Our cover story this week speaks of the travails of grandparents who are burdened with raising the offspring of their wayward children. Though we are inclined to look at it as a uniquely contemporary problem brought on by today's permissive culture, it probably goes back to about the third generation of humans on the planet. It may be a more well-publicized phenomenon these days, but it's not new.
I can relate it to my own early childhood, where my parents were occupied by circumstances beyond their control, leaving me, at least in the first years of my life, to be cared for by my grandparents. The exigent demands were occasioned by World War II, a national emergency that called upon all to do their part. My mother, like millions of other young American women, was employed in a defense plant. (Every plant was a defense plant in those days.) My father was in the Navy, toughing it out at Pearl Harbor, post-surprise attack, teaching other guys how to shoot down aircraft.

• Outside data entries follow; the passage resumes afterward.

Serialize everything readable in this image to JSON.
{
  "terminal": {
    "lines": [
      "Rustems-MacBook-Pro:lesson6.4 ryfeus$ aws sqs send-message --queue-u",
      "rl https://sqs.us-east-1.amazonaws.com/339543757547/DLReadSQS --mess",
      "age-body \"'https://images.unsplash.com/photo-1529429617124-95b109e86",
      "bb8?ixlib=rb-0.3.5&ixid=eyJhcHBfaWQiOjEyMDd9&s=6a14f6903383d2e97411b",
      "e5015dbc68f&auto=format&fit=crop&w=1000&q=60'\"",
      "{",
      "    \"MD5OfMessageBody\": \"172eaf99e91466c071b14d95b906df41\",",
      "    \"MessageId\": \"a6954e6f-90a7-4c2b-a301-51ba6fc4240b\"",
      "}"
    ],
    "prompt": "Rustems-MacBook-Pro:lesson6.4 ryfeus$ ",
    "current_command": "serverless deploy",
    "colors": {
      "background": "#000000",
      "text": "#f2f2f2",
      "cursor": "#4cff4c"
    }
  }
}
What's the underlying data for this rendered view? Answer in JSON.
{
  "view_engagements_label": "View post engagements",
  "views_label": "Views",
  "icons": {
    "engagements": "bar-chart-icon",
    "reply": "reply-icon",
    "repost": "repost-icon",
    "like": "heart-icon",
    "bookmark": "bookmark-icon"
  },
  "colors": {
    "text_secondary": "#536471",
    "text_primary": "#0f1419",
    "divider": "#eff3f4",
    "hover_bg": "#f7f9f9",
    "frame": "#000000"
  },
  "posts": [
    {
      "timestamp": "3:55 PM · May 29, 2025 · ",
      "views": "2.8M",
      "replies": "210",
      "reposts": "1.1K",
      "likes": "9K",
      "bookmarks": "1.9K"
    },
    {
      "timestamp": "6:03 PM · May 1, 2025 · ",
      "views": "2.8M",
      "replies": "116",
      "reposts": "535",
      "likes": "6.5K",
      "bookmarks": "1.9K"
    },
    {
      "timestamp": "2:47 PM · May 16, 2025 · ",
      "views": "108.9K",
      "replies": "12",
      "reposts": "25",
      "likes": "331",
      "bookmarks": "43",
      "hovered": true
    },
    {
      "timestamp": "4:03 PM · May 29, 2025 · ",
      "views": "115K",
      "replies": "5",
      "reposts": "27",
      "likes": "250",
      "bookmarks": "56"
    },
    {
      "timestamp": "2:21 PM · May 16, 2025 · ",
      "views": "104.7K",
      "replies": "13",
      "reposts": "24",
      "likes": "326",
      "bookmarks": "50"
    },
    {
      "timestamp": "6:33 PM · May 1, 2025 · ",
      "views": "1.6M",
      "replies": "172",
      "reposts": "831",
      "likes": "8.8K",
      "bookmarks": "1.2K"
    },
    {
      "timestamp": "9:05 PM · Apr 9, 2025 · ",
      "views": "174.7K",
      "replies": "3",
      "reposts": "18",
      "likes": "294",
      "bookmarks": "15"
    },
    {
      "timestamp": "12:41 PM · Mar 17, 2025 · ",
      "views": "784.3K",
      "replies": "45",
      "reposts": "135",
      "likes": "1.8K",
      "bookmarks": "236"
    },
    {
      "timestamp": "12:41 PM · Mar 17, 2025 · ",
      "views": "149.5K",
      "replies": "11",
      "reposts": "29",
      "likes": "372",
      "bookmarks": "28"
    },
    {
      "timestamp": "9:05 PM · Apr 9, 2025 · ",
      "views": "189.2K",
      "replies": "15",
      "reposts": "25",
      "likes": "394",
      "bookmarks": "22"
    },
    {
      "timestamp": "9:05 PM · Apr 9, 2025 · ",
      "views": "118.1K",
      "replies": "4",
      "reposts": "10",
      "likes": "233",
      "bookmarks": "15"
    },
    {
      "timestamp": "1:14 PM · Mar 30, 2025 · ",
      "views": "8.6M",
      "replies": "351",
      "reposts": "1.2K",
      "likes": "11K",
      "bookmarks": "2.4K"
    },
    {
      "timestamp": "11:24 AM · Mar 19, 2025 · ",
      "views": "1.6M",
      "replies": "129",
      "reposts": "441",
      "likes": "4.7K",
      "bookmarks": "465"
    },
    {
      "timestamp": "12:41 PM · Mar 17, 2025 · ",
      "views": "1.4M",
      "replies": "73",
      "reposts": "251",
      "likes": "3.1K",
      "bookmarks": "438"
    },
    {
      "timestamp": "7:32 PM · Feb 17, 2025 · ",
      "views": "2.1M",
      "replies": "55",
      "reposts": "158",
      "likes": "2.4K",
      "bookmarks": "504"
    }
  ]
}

So as an infant I was raised by my grandmothers. My mother's mother, who had me first, brought me along until I began to speak. She and her husband had immigrated to the U.S. from Spain in the1910s. She did not speak very fluent English. Her Spanish was great, however. And for a little while, mine was coming along pretty well. Until my other grandmother heard me habla-ing and put a stop to that. "We're not raising any foreigners around here!" Mary Margaret O'Hern declared, regardless of the fact that she had been a citizen of Inish Boffin, Ireland, until she was 17. My mother and I were required to move in with her.
These days I have a lot of friends who are becoming, or have become, grandparents. They all love it when their grandkids come visit. And they are all happy when the little darlings go home again, with their parents.